Much of this book focuses on the AIDS epidemic and his leadership in various national agencies that dealt with this. Funding for research was a problem as AIDS was first believed to infect only gay men. As others became infected, through blood transfusions and mother-to-child transfers, Fauci and his team worked within their agencies but also invited AIDS activists to the table. His relationship with Larry Kramer, who died of AIDS in 2020, tells of a remarkable friendship despite constant attacks by Kramer that Fauci – and the US Government – were not doing enough. The search for a vaccine to prevent AIDS continues to this day. But various drugs have proven to be successful in treating the disease, and AIDS is no longer a death sentence.

Between AIDS and COVID, Fauci details episodes of influenza, SARS, Ebola, ZIKA, smallpox, and Anthrax. After September 11, 2001, there was a great fear about bioterrorism. Even Fauci once received an envelope full of white powder. To his relief, it was not poison.

He became the public face of COVID when it hit. His handling of the crisis was challenging from the start because of the rapid spread of the virus, even among those who had no symptoms. He covers working with both Trump and Biden in great detail, with their approaches being quite different. He also focuses on the COVID variants which continue to arise. Despite being vaccinated, he got COVID (the new Omicron variety) and missed walking his daughter down the aisle for her wedding.

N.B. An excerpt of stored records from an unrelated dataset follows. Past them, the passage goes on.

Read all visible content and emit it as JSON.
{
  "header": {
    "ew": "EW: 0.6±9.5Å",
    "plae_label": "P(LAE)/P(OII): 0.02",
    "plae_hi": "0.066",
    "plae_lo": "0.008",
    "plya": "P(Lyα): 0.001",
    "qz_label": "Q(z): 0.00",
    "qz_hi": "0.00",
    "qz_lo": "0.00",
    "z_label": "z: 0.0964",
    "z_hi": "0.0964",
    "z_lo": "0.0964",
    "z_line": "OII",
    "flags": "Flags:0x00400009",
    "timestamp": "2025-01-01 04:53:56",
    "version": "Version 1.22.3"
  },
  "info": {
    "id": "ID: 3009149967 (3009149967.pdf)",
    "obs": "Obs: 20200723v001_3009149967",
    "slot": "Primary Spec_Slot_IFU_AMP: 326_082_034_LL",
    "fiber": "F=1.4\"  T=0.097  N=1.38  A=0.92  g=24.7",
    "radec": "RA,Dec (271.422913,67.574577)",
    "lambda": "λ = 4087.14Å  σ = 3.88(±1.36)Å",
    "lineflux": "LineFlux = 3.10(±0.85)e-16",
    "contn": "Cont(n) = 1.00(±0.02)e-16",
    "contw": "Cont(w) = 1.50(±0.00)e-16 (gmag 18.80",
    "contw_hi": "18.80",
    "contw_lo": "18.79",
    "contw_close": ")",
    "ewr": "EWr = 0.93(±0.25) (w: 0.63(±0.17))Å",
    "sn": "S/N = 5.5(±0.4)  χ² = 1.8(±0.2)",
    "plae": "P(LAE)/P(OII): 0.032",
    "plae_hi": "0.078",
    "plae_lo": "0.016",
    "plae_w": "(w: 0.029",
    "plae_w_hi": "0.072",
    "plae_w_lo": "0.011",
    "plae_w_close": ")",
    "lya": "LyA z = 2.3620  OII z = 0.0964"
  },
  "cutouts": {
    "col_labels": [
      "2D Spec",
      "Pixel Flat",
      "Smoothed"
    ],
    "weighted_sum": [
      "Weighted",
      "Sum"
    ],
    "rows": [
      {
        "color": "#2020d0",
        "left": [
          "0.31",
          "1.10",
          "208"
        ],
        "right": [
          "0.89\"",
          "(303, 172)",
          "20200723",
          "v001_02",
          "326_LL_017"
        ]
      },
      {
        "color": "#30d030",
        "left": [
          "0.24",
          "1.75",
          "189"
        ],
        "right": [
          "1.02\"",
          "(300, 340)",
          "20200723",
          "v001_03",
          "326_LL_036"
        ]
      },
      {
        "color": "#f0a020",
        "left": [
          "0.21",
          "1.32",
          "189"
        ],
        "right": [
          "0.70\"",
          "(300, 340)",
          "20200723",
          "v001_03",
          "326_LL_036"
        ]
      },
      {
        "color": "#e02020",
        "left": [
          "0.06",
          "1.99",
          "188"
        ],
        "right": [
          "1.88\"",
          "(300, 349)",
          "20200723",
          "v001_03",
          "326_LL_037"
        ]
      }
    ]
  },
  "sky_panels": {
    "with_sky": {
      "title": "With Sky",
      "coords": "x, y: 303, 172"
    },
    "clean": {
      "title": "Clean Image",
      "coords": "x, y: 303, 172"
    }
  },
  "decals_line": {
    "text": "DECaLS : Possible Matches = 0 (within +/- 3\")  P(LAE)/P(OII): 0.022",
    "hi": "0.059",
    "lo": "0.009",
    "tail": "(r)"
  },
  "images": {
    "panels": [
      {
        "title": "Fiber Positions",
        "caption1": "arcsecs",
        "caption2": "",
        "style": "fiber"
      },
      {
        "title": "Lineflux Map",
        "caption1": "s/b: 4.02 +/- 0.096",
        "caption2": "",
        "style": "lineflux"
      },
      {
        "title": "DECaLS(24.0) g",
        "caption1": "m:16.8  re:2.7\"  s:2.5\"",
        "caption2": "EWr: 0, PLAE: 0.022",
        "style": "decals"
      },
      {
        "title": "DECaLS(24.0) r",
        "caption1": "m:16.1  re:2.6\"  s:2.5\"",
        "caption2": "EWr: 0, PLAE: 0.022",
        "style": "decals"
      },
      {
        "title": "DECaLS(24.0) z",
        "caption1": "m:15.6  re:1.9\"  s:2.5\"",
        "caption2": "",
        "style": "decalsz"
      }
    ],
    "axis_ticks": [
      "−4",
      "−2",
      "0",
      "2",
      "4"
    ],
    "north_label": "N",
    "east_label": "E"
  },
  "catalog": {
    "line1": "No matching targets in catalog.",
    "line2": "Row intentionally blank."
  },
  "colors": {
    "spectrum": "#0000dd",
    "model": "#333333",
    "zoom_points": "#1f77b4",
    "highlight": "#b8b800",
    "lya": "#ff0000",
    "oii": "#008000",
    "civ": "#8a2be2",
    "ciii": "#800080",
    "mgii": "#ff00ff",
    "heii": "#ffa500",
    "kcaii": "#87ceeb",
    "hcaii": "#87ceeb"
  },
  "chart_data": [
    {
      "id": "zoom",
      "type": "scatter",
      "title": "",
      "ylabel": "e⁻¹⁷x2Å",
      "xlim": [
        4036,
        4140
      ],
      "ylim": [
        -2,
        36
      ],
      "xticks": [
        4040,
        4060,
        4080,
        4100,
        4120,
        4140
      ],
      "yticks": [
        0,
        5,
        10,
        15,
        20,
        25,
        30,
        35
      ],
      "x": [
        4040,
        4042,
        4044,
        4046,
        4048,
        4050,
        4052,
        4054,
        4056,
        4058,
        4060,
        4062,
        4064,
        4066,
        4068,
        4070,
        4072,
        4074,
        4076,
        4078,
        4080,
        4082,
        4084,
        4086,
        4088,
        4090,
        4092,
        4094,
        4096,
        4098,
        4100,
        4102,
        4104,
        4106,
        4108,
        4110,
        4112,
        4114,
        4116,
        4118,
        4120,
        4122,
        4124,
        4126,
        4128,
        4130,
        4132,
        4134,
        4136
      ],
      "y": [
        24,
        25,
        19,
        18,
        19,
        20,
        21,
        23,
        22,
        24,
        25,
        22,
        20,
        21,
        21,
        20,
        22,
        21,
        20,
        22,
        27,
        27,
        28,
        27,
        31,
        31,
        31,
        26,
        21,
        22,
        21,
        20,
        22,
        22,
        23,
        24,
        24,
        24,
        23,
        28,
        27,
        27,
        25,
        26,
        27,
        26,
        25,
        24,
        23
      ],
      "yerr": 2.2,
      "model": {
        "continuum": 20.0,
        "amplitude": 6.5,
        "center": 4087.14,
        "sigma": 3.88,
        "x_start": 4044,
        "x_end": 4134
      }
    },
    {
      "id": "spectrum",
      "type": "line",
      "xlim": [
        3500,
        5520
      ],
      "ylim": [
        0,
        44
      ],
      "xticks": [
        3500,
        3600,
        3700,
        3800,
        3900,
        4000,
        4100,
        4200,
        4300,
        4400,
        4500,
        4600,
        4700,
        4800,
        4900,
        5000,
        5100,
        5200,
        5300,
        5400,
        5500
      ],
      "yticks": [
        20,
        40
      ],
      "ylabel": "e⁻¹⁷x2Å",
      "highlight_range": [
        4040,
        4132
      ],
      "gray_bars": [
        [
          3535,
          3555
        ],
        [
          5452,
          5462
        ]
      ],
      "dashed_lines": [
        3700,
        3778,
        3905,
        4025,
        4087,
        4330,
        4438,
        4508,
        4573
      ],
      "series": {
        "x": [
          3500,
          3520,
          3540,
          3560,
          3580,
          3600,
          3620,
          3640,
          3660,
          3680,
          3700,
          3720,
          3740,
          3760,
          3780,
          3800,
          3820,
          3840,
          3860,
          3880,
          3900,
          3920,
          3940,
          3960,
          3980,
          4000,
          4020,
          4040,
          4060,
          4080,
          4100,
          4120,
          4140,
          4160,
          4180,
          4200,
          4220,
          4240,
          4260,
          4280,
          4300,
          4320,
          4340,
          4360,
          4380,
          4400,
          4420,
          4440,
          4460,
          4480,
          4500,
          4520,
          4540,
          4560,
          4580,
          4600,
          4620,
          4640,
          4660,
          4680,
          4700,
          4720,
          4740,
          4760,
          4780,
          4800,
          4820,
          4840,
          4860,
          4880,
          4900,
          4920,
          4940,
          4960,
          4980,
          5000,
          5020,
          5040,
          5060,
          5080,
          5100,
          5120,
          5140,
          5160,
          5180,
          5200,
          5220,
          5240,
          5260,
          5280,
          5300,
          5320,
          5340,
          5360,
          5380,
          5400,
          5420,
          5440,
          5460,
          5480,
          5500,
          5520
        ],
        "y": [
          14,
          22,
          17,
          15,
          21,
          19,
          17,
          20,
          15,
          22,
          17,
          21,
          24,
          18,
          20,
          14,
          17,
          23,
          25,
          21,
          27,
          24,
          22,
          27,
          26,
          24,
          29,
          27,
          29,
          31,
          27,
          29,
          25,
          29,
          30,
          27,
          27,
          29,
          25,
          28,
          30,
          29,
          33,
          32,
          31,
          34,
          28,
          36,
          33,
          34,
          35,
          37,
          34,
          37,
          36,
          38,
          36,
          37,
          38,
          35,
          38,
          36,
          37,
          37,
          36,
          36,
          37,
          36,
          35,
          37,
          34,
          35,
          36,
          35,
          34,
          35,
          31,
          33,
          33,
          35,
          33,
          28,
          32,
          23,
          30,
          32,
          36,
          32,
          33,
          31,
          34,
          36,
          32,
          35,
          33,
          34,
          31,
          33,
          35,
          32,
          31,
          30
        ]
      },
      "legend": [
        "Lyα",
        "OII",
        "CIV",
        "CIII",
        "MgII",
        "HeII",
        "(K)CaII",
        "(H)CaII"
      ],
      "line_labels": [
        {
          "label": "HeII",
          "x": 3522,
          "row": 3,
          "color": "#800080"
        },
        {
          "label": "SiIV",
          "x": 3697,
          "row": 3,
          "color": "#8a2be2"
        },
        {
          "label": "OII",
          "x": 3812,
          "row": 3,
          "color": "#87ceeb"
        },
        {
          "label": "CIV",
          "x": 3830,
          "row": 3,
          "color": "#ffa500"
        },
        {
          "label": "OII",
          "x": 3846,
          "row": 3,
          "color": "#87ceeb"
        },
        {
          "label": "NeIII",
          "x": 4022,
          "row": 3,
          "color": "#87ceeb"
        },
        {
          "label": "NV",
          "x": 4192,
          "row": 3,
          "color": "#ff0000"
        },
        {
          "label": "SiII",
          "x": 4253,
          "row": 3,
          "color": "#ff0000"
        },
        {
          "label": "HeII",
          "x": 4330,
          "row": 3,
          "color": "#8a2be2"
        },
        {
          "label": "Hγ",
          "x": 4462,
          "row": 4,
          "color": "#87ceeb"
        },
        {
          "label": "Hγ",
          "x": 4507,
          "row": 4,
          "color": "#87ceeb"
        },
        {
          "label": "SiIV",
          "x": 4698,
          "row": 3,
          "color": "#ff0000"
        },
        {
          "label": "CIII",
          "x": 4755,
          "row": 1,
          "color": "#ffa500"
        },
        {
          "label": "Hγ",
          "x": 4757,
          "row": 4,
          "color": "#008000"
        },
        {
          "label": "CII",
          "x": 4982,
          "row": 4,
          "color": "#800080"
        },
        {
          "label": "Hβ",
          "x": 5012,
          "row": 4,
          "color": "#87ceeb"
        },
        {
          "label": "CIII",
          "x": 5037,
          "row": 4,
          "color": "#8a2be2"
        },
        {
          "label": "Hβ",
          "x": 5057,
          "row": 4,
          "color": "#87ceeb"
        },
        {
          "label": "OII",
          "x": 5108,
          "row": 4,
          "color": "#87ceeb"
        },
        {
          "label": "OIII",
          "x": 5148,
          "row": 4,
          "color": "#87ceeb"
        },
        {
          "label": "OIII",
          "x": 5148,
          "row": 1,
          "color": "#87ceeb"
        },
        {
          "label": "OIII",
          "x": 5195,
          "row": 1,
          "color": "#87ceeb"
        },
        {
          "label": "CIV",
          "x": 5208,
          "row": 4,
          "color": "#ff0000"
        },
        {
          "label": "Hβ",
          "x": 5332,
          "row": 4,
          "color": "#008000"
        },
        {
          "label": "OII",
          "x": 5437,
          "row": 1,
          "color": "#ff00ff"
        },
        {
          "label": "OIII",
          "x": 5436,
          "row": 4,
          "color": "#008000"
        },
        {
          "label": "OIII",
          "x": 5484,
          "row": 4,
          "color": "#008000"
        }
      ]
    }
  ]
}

This is a book of details, many names and significant research which Fauci does an admirable job of simplifying for a reader like me. I may not keep the specifics in my head, but I will always remember his self-described legacy: “I have done everything I possibly could in my many roles to promote sound public health practices aimed at saving lives.”

Well done, Dr. Fauci.

Penny A Parrish is a long-time book reviewer and artist. Learn more about her by visiting her page at Brush Strokes Gallery, which is in downtown Fredericksburg.

SIPSWORTH 

by Simon Van Booy

Published by Godine (May 7, 2024)
Hardcover $22.13
Audiobook $14.99

Reviewed by Penny A Parrish   

I loved this book.  Shortest review I’ve ever given, but I suppose readers (and my editor) will want more. So…

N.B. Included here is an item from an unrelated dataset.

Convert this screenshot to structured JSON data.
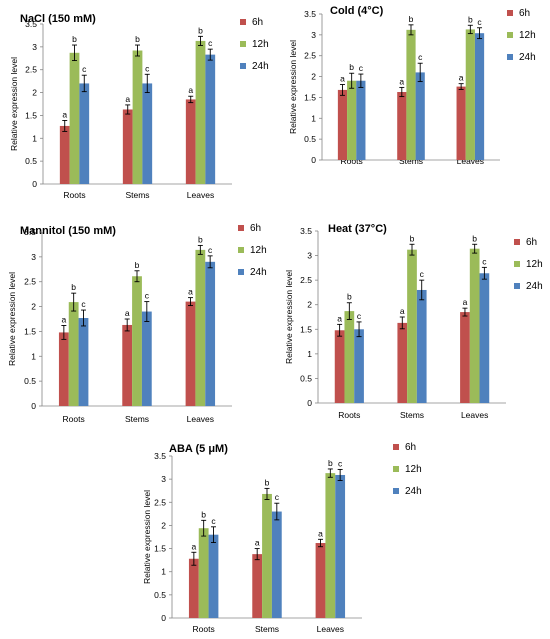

This is the story of a lonely old woman and a mouse in England. We don’t know much about Helen Cartwright at the beginning, but we do know she has moved back to the town where she was born. And that her one goal is to die.

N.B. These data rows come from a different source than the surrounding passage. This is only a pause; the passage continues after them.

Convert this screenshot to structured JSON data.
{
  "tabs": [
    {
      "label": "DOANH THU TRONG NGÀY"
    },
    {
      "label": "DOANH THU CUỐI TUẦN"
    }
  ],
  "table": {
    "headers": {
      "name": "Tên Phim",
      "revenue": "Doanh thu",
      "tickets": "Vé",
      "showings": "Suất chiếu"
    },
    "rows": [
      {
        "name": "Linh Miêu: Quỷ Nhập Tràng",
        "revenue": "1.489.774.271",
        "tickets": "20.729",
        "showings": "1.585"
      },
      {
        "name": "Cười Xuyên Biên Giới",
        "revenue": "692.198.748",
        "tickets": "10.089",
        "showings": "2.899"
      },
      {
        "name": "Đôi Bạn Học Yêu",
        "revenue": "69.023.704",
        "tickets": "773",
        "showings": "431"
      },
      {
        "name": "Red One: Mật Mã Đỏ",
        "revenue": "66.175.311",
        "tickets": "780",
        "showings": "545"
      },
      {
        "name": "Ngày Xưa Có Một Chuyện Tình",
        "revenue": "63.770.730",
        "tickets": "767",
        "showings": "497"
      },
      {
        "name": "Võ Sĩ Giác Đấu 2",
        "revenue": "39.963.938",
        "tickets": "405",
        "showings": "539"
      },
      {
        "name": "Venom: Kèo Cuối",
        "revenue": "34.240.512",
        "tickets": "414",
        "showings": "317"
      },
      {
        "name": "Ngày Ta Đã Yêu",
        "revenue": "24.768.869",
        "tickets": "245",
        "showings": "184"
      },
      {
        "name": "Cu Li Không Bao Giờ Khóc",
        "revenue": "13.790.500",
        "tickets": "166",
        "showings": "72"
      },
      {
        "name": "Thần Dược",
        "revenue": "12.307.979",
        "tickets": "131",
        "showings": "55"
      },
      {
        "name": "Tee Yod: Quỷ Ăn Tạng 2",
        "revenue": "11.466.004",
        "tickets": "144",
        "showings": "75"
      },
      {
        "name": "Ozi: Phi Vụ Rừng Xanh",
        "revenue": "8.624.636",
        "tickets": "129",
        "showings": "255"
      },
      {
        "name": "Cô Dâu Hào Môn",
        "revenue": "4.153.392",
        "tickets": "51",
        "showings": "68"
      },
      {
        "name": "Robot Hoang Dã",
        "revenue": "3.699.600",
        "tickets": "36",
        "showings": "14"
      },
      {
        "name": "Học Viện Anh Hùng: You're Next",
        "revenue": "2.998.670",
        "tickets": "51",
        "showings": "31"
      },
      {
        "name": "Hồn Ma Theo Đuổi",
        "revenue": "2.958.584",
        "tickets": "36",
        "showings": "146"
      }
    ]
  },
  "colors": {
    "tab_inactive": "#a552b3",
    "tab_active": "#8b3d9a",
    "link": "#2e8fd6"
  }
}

As the story unfolds, we learn that she lived in Australia for more than six decades, that she has lost both her husband and son, and that she fills her days with boring routines like walking to the market, listening to the radio, watching old films on TV and taking warm relaxing baths. What she does NOT do is deliberately interact with anyone.  

One rainy evening, she notices a neighbor putting out an old fish tank for trash pickup the next day. Peering out from her window, she sees that it holds various small boxes and toys. She pads out in her slippers in the dark and retrieves it, planning to spend three days with this: one to unpack items, one to wash them and see what she found, and one to dry them. It will be the most excitement she’s had for years. When she goes to sleep that night, looking forward to her future project, she hears small noises. Maybe the storm outside, branches on the house.  Nothing to worry about.

Her world changes the next morning when she finds a wet box at the bottom of the tank, and in it a tiny mouse staring at her. Plan A is to get rid of it, and a visit to a local hardware store sends her home with glue traps. (They do get used, but gentle reader, fear not. The mouse never touches them.) Plans change however, as she begins to see the mouse as a friend, someone to talk to, someone to prepare meals for. The hope for a quick and painless death is no longer feasible. “What she has both wanted and feared for so long is now impossible. Squeezing both fists, she turns sharply…’It’s like having a baby!  At eighty-three!’ ” Soon the mouse brings Helen out of her home and introduces both of them to a wonderful assortment of people.  Relationships between rodents and humans can be life-altering.

This is a short book (I read it one afternoon). The writing is lovely, and often funny. It is about being old, about being alone, about losing and finding friends and family. Above all, it is about love.